API Overview
Overview
Data Pipeline implements the Decorator Pattern as a way of chaining together operations to be applied to a data stream. The bulk of the API consists of Data Readers and Data Writers.
| DataEndpoint | Abstract super-class for reading and writing records. Common operations like open(), close(), and getRecordCount() are defined here. |
|---|---|
| DataEndpointGroup | Helper class--makes it easy to work with multiple readers and writers as a single unit. |
| DataReader | Abstract super-class for reading records. The only method that a subclass must implement is readImpl(), however, most subclasses will also override open() and close(). |
| DataWriter | Abstract super-class for writing records. The only method that a subclass must implement is writeImpl(DataReader, Record), however, most subclasses will also override open() and close(). |
Reader and writers generally come in 2 forms: Primary Endpoints and Secondary Endpoints.
Primary Endpoints
Primary endpoints are used to transfer data directly to and from physical sources. They include:
- CSVReader & CSVWriter
- JdbcReader & JdbcWriter
- ExcelReader & ExcelWriter
Secondary Endpoints
Secondary endpoints act on other endpoints. They intercept and transform data as it passes through them (adding and removing records, updating fields, performing lookups, etc.). Secondary endpoints will generally subclass either ProxyReader or ProxyWriter and includes:
- FilteringReader
- SortingReader
- ThrottledReader & ThrottledWriter
Data Readers
| AbstractReader | Abstract super-class, with some common logic, for reading records. |
|---|---|
| AggregateReader | A proxy that applies set functions (sum, max, etc.) to fields of records passing through. |
| AsyncReader | A proxy that reads data asynchronously using a separate thread. |
| CSVReader | Obtains records from a Comma Separated Value (CSV) stream. |
| DebugReader | A proxy that prints records passing through to a stream in a human-readable format. |
| ExcelReader | Obtains records from an excel document. |
| FileReader | Obtains records from a binary stream previously written using a FileWriter. |
| FilteringReader | A proxy that applies filters to determine which records passes through. |
| JdbcReader | Obtains records from a database query. |
| MemoryReader | Obtains records from an in-memory RecordList. |
| MeteredReader | A proxy that measures the rate (bytes/second) at which data is read. |
| ProxyReader | Abstract super-class for obtaining records from another DataReader, possibly transforming them along the way.
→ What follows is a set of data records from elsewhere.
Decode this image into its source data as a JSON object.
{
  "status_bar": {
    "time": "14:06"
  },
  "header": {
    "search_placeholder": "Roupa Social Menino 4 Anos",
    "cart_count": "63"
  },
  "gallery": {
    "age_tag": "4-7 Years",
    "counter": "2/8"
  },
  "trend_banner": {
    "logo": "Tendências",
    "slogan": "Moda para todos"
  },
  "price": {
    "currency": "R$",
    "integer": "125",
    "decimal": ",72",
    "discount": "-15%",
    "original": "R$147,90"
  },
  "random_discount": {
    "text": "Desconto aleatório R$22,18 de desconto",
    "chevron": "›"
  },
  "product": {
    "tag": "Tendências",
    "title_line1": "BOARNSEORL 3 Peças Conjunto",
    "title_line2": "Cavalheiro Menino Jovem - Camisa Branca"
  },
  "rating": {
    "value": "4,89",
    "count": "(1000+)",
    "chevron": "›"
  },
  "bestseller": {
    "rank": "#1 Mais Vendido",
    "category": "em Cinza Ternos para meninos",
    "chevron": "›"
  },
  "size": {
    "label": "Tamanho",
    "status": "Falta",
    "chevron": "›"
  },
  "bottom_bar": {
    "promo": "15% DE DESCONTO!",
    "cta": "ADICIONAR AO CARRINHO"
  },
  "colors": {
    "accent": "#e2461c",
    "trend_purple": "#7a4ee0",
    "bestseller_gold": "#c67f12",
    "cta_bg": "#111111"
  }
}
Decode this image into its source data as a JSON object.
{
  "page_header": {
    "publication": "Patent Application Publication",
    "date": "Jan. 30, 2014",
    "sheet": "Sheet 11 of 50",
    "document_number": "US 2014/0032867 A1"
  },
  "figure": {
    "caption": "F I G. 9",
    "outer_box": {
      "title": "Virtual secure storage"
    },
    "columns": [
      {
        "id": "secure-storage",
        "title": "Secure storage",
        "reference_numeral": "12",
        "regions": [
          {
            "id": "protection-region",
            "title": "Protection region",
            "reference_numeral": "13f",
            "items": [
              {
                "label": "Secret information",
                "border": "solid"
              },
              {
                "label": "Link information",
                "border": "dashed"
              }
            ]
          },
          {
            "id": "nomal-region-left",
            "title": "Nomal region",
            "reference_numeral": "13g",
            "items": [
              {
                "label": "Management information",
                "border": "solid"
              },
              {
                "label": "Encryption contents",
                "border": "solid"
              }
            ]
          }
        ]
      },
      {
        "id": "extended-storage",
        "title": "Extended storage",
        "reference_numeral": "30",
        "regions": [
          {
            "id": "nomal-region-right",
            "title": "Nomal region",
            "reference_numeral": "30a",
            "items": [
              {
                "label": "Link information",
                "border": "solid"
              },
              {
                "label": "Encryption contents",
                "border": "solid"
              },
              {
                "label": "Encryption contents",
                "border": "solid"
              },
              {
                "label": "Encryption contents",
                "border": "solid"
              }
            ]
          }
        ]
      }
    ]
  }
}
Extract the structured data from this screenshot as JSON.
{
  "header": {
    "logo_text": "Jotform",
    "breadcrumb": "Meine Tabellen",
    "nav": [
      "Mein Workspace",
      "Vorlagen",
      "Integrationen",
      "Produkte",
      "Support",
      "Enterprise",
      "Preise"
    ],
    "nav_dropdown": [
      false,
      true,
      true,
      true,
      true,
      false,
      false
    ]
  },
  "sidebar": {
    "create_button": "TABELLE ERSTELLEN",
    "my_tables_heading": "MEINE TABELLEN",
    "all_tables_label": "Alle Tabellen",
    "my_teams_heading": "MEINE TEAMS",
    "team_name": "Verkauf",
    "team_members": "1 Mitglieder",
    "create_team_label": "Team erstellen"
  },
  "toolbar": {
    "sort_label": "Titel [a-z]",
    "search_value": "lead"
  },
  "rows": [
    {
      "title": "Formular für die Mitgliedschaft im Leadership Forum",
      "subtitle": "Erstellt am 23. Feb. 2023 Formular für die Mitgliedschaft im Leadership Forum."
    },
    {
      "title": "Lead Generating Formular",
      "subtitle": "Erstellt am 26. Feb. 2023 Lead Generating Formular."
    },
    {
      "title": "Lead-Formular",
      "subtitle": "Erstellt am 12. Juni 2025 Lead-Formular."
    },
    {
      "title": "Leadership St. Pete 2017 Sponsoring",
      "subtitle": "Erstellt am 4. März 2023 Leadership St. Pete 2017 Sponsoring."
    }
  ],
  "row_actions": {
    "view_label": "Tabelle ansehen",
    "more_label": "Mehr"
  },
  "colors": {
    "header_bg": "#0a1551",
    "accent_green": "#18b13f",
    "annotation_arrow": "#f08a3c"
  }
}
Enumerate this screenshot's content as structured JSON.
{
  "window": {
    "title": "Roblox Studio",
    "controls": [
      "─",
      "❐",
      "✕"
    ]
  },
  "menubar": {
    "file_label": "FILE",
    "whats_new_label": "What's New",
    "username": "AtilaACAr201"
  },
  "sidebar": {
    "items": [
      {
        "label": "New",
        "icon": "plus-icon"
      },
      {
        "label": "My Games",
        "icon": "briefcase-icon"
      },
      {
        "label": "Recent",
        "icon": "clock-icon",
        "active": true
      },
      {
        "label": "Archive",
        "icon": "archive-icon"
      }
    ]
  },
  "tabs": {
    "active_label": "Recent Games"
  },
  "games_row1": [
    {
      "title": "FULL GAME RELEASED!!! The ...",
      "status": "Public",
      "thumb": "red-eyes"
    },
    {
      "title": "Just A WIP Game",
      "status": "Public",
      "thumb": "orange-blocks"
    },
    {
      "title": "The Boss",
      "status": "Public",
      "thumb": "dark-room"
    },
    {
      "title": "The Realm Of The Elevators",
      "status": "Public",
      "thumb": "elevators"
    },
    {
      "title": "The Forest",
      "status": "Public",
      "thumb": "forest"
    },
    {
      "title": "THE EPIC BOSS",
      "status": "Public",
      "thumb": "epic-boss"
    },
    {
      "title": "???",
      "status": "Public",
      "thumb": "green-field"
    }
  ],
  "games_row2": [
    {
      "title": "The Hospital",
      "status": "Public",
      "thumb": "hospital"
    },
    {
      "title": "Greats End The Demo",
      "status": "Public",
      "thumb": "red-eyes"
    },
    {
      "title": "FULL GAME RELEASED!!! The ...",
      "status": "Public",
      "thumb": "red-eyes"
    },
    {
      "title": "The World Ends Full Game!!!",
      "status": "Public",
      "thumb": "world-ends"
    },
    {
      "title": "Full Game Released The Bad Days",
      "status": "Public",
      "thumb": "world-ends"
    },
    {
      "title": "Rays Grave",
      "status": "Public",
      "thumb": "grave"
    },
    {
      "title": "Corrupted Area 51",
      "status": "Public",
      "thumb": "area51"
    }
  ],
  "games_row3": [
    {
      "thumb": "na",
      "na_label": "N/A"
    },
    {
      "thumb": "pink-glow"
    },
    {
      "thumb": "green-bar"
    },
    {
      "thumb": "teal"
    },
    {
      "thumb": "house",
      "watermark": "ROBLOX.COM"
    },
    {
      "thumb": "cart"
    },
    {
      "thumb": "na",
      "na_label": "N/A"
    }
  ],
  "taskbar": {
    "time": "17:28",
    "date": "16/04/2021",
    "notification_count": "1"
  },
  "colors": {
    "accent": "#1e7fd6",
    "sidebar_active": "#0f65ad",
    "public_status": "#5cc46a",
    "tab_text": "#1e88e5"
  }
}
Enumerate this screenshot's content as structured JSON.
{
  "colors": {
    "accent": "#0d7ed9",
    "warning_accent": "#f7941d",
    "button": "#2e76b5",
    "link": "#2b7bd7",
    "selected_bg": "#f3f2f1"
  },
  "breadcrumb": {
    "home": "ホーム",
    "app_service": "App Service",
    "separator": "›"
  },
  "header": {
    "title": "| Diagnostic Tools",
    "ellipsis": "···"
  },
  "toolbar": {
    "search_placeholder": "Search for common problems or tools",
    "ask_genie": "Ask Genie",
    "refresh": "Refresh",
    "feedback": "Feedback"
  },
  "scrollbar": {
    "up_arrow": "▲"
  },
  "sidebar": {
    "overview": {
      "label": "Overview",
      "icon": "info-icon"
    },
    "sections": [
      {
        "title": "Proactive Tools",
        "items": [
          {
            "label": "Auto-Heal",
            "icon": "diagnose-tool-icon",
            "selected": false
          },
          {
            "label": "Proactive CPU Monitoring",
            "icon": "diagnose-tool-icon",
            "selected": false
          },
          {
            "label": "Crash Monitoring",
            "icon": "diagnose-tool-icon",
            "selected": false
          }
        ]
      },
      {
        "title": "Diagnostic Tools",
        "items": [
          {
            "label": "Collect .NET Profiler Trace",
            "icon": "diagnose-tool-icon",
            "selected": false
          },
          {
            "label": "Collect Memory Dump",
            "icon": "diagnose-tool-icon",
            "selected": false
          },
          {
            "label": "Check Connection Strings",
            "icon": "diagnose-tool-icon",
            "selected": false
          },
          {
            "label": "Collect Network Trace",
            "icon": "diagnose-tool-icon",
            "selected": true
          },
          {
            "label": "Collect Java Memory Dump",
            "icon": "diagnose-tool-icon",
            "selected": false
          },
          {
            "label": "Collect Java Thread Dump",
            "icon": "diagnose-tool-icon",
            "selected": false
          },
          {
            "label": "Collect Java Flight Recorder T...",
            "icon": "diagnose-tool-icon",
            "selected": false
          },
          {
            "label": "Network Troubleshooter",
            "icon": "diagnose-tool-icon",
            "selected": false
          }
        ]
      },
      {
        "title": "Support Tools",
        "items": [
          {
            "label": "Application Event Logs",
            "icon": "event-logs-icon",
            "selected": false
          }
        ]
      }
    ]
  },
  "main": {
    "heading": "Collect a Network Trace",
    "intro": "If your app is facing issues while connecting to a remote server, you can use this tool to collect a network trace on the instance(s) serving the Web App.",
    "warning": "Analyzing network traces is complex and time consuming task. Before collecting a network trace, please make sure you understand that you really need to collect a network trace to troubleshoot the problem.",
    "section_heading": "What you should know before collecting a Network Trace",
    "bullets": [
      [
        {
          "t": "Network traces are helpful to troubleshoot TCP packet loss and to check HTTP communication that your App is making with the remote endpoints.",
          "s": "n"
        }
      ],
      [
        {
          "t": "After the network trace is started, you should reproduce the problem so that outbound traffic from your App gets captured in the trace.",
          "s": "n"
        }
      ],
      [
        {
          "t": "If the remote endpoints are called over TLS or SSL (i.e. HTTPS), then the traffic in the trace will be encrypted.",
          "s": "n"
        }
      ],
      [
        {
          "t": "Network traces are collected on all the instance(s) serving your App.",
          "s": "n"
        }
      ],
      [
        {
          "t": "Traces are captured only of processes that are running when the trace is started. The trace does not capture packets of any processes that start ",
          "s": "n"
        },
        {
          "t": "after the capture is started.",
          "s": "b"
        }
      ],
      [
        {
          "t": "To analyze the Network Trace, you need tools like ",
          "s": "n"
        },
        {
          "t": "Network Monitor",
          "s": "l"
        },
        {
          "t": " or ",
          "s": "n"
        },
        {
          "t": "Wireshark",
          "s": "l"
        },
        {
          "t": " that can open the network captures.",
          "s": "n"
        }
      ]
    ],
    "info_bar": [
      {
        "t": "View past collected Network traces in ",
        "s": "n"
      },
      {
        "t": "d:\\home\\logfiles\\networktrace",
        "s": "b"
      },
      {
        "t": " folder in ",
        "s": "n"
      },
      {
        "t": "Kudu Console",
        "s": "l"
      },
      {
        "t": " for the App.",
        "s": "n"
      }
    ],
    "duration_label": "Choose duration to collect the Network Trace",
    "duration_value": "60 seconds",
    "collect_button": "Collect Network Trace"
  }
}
The only method that a subclass should implement is interceptRecord(Record). |
| RemoveDuplicatesReader | A proxy that removes duplicate records. |
| SortingReader | A proxy that sorts records. |
| TextReader | Abstract super-class for obtaining records from a text stream. |
| ThrottledReader | A proxy that limits the rate (bytes/second) at which data is read. |
| TransformingReader | A proxy that applies transformations to records passing through. |
| ValidatingReader | A proxy that validates records by applying a set of filters. |
Data Writers
| AbstractWriter | Abstract super-class, with some common logic, for writing records. |
|---|---|
| CSVWriter | Writes records to a Comma Separated Value (CSV) stream. |
| FileWriter | Writes records to a binary stream that can be later read using a FileReader. |
| JdbcWriter | Writes records to a database table. |
| MemoryWriter | Writes records to an in-memory RecordList. |
| MeteredWriter | A proxy that measures the rate (bytes/second) at which data is written. |
| MultiWriter | Writes records to multiple DataWriter. |
| NullWriter | Discards records. |
| ProxyWriter | Abstract super-class for writing records to another DataWriter, possibly transforming them along the way. The only method that a subclass should implement is interceptRecord(Record). |
| StreamWriter | Writes records to a stream in a human-readable format. |
| TextWriter | Abstract super-class for writing records to a text stream. |
| ThrottledWriter | A proxy that limits the rate (bytes/second) at which data is written. |